Hamas, which formed a joint government with Palestinian President Mahmoud Abbas on June 2, is considered a terrorist group by Israel, the U.S. and European Union for its attacks on Israelis. It held Israeli soldier Gilad Shalit captive in the Gaza Strip for five years before trading him in 2011 for more than 1,000 Palestinian prisoners.
The group, which has ruled Gaza for the past seven years, e-mailed a statement to reporters saying it would neither confirm nor deny involvement in the kidnapping. By blaming Hamas, “the enemy is seeking to justify its aggression against our people,” it said.
Netanyahu’s security cabinet met today and decided to take unspecified steps to increase pressure on Hamas members in Israeli prisons, a government official said on condition of anonymity because the broader package of measures is still under discussion. When Shalit was held by Hamas, steps included limiting family visits and cutting privileges to watch television and read newspapers.

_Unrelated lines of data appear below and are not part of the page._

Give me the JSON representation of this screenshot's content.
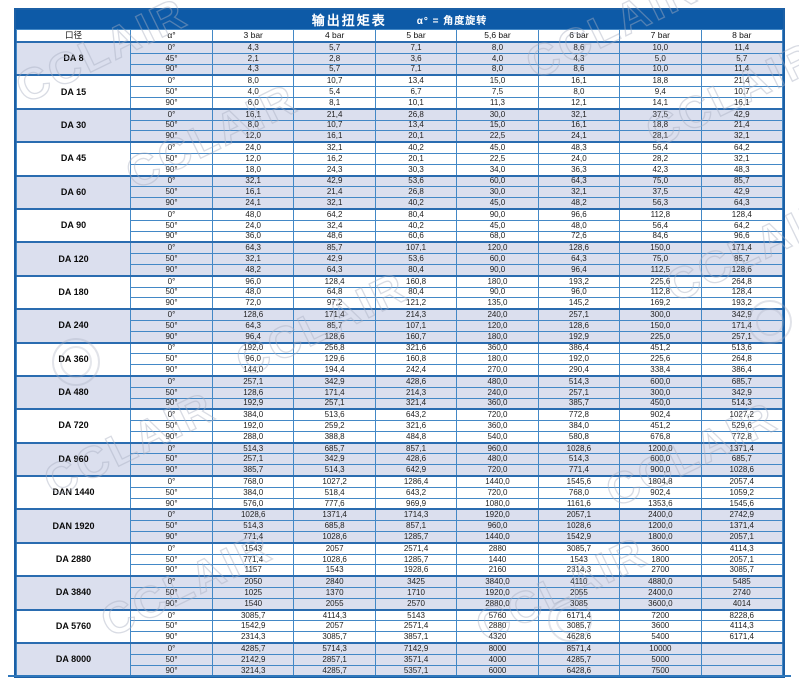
{
  "watermark": {
    "text": "CCLAIR"
  },
  "colors": {
    "title_bar_bg": "#0d5aa7",
    "outer_border": "#1b5fa5",
    "inner_border": "#4388c6",
    "shaded_row_bg": "#dbdfee",
    "title_text": "#ffffff"
  },
  "table": {
    "title": "输出扭矩表",
    "legend": "α° = 角度旋转",
    "columns": [
      "口径",
      "α°",
      "3 bar",
      "4 bar",
      "5 bar",
      "5,6 bar",
      "6 bar",
      "7 bar",
      "8 bar"
    ],
    "groups": [
      {
        "label": "DA 8",
        "rows": [
          {
            "a": "0°",
            "v": [
              "4,3",
              "5,7",
              "7,1",
              "8,0",
              "8,6",
              "10,0",
              "11,4"
            ]
          },
          {
            "a": "45°",
            "v": [
              "2,1",
              "2,8",
              "3,6",
              "4,0",
              "4,3",
              "5,0",
              "5,7"
            ]
          },
          {
            "a": "90°",
            "v": [
              "4,3",
              "5,7",
              "7,1",
              "8,0",
              "8,6",
              "10,0",
              "11,4"
            ]
          }
        ]
      },
      {
        "label": "DA 15",
        "rows": [
          {
            "a": "0°",
            "v": [
              "8,0",
              "10,7",
              "13,4",
              "15,0",
              "16,1",
              "18,8",
              "21,4"
            ]
          },
          {
            "a": "50°",
            "v": [
              "4,0",
              "5,4",
              "6,7",
              "7,5",
              "8,0",
              "9,4",
              "10,7"
            ]
          },
          {
            "a": "90°",
            "v": [
              "6,0",
              "8,1",
              "10,1",
              "11,3",
              "12,1",
              "14,1",
              "16,1"
            ]
          }
        ]
      },
      {
        "label": "DA 30",
        "rows": [
          {
            "a": "0°",
            "v": [
              "16,1",
              "21,4",
              "26,8",
              "30,0",
              "32,1",
              "37,5",
              "42,9"
            ]
          },
          {
            "a": "50°",
            "v": [
              "8,0",
              "10,7",
              "13,4",
              "15,0",
              "16,1",
              "18,8",
              "21,4"
            ]
          },
          {
            "a": "90°",
            "v": [
              "12,0",
              "16,1",
              "20,1",
              "22,5",
              "24,1",
              "28,1",
              "32,1"
            ]
          }
        ]
      },
      {
        "label": "DA 45",
        "rows": [
          {
            "a": "0°",
            "v": [
              "24,0",
              "32,1",
              "40,2",
              "45,0",
              "48,3",
              "56,4",
              "64,2"
            ]
          },
          {
            "a": "50°",
            "v": [
              "12,0",
              "16,2",
              "20,1",
              "22,5",
              "24,0",
              "28,2",
              "32,1"
            ]
          },
          {
            "a": "90°",
            "v": [
              "18,0",
              "24,3",
              "30,3",
              "34,0",
              "36,3",
              "42,3",
              "48,3"
            ]
          }
        ]
      },
      {
        "label": "DA 60",
        "rows": [
          {
            "a": "0°",
            "v": [
              "32,1",
              "42,9",
              "53,6",
              "60,0",
              "64,3",
              "75,0",
              "85,7"
            ]
          },
          {
            "a": "50°",
            "v": [
              "16,1",
              "21,4",
              "26,8",
              "30,0",
              "32,1",
              "37,5",
              "42,9"
            ]
          },
          {
            "a": "90°",
            "v": [
              "24,1",
              "32,1",
              "40,2",
              "45,0",
              "48,2",
              "56,3",
              "64,3"
            ]
          }
        ]
      },
      {
        "label": "DA 90",
        "rows": [
          {
            "a": "0°",
            "v": [
              "48,0",
              "64,2",
              "80,4",
              "90,0",
              "96,6",
              "112,8",
              "128,4"
            ]
          },
          {
            "a": "50°",
            "v": [
              "24,0",
              "32,4",
              "40,2",
              "45,0",
              "48,0",
              "56,4",
              "64,2"
            ]
          },
          {
            "a": "90°",
            "v": [
              "36,0",
              "48,6",
              "60,6",
              "68,0",
              "72,6",
              "84,6",
              "96,6"
            ]
          }
        ]
      },
      {
        "label": "DA 120",
        "rows": [
          {
            "a": "0°",
            "v": [
              "64,3",
              "85,7",
              "107,1",
              "120,0",
              "128,6",
              "150,0",
              "171,4"
            ]
          },
          {
            "a": "50°",
            "v": [
              "32,1",
              "42,9",
              "53,6",
              "60,0",
              "64,3",
              "75,0",
              "85,7"
            ]
          },
          {
            "a": "90°",
            "v": [
              "48,2",
              "64,3",
              "80,4",
              "90,0",
              "96,4",
              "112,5",
              "128,6"
            ]
          }
        ]
      },
      {
        "label": "DA 180",
        "rows": [
          {
            "a": "0°",
            "v": [
              "96,0",
              "128,4",
              "160,8",
              "180,0",
              "193,2",
              "225,6",
              "264,8"
            ]
          },
          {
            "a": "50°",
            "v": [
              "48,0",
              "64,8",
              "80,4",
              "90,0",
              "96,0",
              "112,8",
              "128,4"
            ]
          },
          {
            "a": "90°",
            "v": [
              "72,0",
              "97,2",
              "121,2",
              "135,0",
              "145,2",
              "169,2",
              "193,2"
            ]
          }
        ]
      },
      {
        "label": "DA 240",
        "rows": [
          {
            "a": "0°",
            "v": [
              "128,6",
              "171,4",
              "214,3",
              "240,0",
              "257,1",
              "300,0",
              "342,9"
            ]
          },
          {
            "a": "50°",
            "v": [
              "64,3",
              "85,7",
              "107,1",
              "120,0",
              "128,6",
              "150,0",
              "171,4"
            ]
          },
          {
            "a": "90°",
            "v": [
              "96,4",
              "128,6",
              "160,7",
              "180,0",
              "192,9",
              "225,0",
              "257,1"
            ]
          }
        ]
      },
      {
        "label": "DA 360",
        "rows": [
          {
            "a": "0°",
            "v": [
              "192,0",
              "256,8",
              "321,6",
              "360,0",
              "386,4",
              "451,2",
              "513,6"
            ]
          },
          {
            "a": "50°",
            "v": [
              "96,0",
              "129,6",
              "160,8",
              "180,0",
              "192,0",
              "225,6",
              "264,8"
            ]
          },
          {
            "a": "90°",
            "v": [
              "144,0",
              "194,4",
              "242,4",
              "270,0",
              "290,4",
              "338,4",
              "386,4"
            ]
          }
        ]
      },
      {
        "label": "DA 480",
        "rows": [
          {
            "a": "0°",
            "v": [
              "257,1",
              "342,9",
              "428,6",
              "480,0",
              "514,3",
              "600,0",
              "685,7"
            ]
          },
          {
            "a": "50°",
            "v": [
              "128,6",
              "171,4",
              "214,3",
              "240,0",
              "257,1",
              "300,0",
              "342,9"
            ]
          },
          {
            "a": "90°",
            "v": [
              "192,9",
              "257,1",
              "321,4",
              "360,0",
              "385,7",
              "450,0",
              "514,3"
            ]
          }
        ]
      },
      {
        "label": "DA 720",
        "rows": [
          {
            "a": "0°",
            "v": [
              "384,0",
              "513,6",
              "643,2",
              "720,0",
              "772,8",
              "902,4",
              "1027,2"
            ]
          },
          {
            "a": "50°",
            "v": [
              "192,0",
              "259,2",
              "321,6",
              "360,0",
              "384,0",
              "451,2",
              "529,6"
            ]
          },
          {
            "a": "90°",
            "v": [
              "288,0",
              "388,8",
              "484,8",
              "540,0",
              "580,8",
              "676,8",
              "772,8"
            ]
          }
        ]
      },
      {
        "label": "DA 960",
        "rows": [
          {
            "a": "0°",
            "v": [
              "514,3",
              "685,7",
              "857,1",
              "960,0",
              "1028,6",
              "1200,0",
              "1371,4"
            ]
          },
          {
            "a": "50°",
            "v": [
              "257,1",
              "342,9",
              "428,6",
              "480,0",
              "514,3",
              "600,0",
              "685,7"
            ]
          },
          {
            "a": "90°",
            "v": [
              "385,7",
              "514,3",
              "642,9",
              "720,0",
              "771,4",
              "900,0",
              "1028,6"
            ]
          }
        ]
      },
      {
        "label": "DAN 1440",
        "rows": [
          {
            "a": "0°",
            "v": [
              "768,0",
              "1027,2",
              "1286,4",
              "1440,0",
              "1545,6",
              "1804,8",
              "2057,4"
            ]
          },
          {
            "a": "50°",
            "v": [
              "384,0",
              "518,4",
              "643,2",
              "720,0",
              "768,0",
              "902,4",
              "1059,2"
            ]
          },
          {
            "a": "90°",
            "v": [
              "576,0",
              "777,6",
              "969,9",
              "1080,0",
              "1161,6",
              "1353,6",
              "1545,6"
            ]
          }
        ]
      },
      {
        "label": "DAN 1920",
        "rows": [
          {
            "a": "0°",
            "v": [
              "1028,6",
              "1371,4",
              "1714,3",
              "1920,0",
              "2057,1",
              "2400,0",
              "2742,9"
            ]
          },
          {
            "a": "50°",
            "v": [
              "514,3",
              "685,8",
              "857,1",
              "960,0",
              "1028,6",
              "1200,0",
              "1371,4"
            ]
          },
          {
            "a": "90°",
            "v": [
              "771,4",
              "1028,6",
              "1285,7",
              "1440,0",
              "1542,9",
              "1800,0",
              "2057,1"
            ]
          }
        ]
      },
      {
        "label": "DA 2880",
        "rows": [
          {
            "a": "0°",
            "v": [
              "1543",
              "2057",
              "2571,4",
              "2880",
              "3085,7",
              "3600",
              "4114,3"
            ]
          },
          {
            "a": "50°",
            "v": [
              "771,4",
              "1028,6",
              "1285,7",
              "1440",
              "1543",
              "1800",
              "2057,1"
            ]
          },
          {
            "a": "90°",
            "v": [
              "1157",
              "1543",
              "1928,6",
              "2160",
              "2314,3",
              "2700",
              "3085,7"
            ]
          }
        ]
      },
      {
        "label": "DA 3840",
        "rows": [
          {
            "a": "0°",
            "v": [
              "2050",
              "2840",
              "3425",
              "3840,0",
              "4110",
              "4880,0",
              "5485"
            ]
          },
          {
            "a": "50°",
            "v": [
              "1025",
              "1370",
              "1710",
              "1920,0",
              "2055",
              "2400,0",
              "2740"
            ]
          },
          {
            "a": "90°",
            "v": [
              "1540",
              "2055",
              "2570",
              "2880,0",
              "3085",
              "3600,0",
              "4014"
            ]
          }
        ]
      },
      {
        "label": "DA 5760",
        "rows": [
          {
            "a": "0°",
            "v": [
              "3085,7",
              "4114,3",
              "5143",
              "5760",
              "6171,4",
              "7200",
              "8228,6"
            ]
          },
          {
            "a": "50°",
            "v": [
              "1542,9",
              "2057",
              "2571,4",
              "2880",
              "3085,7",
              "3600",
              "4114,3"
            ]
          },
          {
            "a": "90°",
            "v": [
              "2314,3",
              "3085,7",
              "3857,1",
              "4320",
              "4628,6",
              "5400",
              "6171,4"
            ]
          }
        ]
      },
      {
        "label": "DA 8000",
        "rows": [
          {
            "a": "0°",
            "v": [
              "4285,7",
              "5714,3",
              "7142,9",
              "8000",
              "8571,4",
              "10000",
              ""
            ]
          },
          {
            "a": "50°",
            "v": [
              "2142,9",
              "2857,1",
              "3571,4",
              "4000",
              "4285,7",
              "5000",
              ""
            ]
          },
          {
            "a": "90°",
            "v": [
              "3214,3",
              "4285,7",
              "5357,1",
              "6000",
              "6428,6",
              "7500",
              ""
            ]
          }
        ]
      }
    ]
  }
}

More than 100 Palestinian prisoners have been observing a hunger strike for six weeks to protest their detention without trial, leading to support rallies across the West Bank and Gaza.
Netanyahu met with former U.K. premier and Middle East mediator Tony Blair, and told him that the “international community” must demand that Abbas call off his joint governing agreement with Hamas and “support Israel’s right to defend itself,” according to a text message from Netanyahu’s office.
The EU’s ambassador to Israel, Lars Faaborg-Anderson, said the kidnapping was “despicable,” according to an e-mailed statement. He conveyed the organization’s “strong condemnation” while visiting a rabbi in Elad, hometown of one of the abducted youths.
Netanyahu has said, without providing evidence, that Hamas seized the youths. He has charged that the group’s entry into the new Palestinian government encouraged the abductions and has demanded that Abbas, who denounced the kidnappings, help to rescue the teens.
Israel’s stock market wasn’t hurt by the mounting tensions, with the benchmark TA-25 index little changed at 5 p.m. in Tel Aviv. The shekel fell 0.2 percent against the dollar.
Netanyahu said yesterday the kidnapping will have “grave consequences” for Hamas and advised Israelis to be prepared for a long military operation. The army chief of staff, Benny Gantz, said the goal is to rescue the youths and “hurt Hamas as much as possible.”
An Arab member of Israel’s parliament, Hanan Zoabi, caused a storm when she said in a radio interview that the kidnappers should not be labeled terrorists. “They’re people who see no chance of changing their reality and they’re forced to use these methods until Israel sobers up a bit,” she told 102 FM.
Miri Regev, a lawmaker from Netanyahu’s Likud-Beitenu parliamentary faction, said Zoabi is a “traitor and should be deported to Gaza,” Israel Radio reported.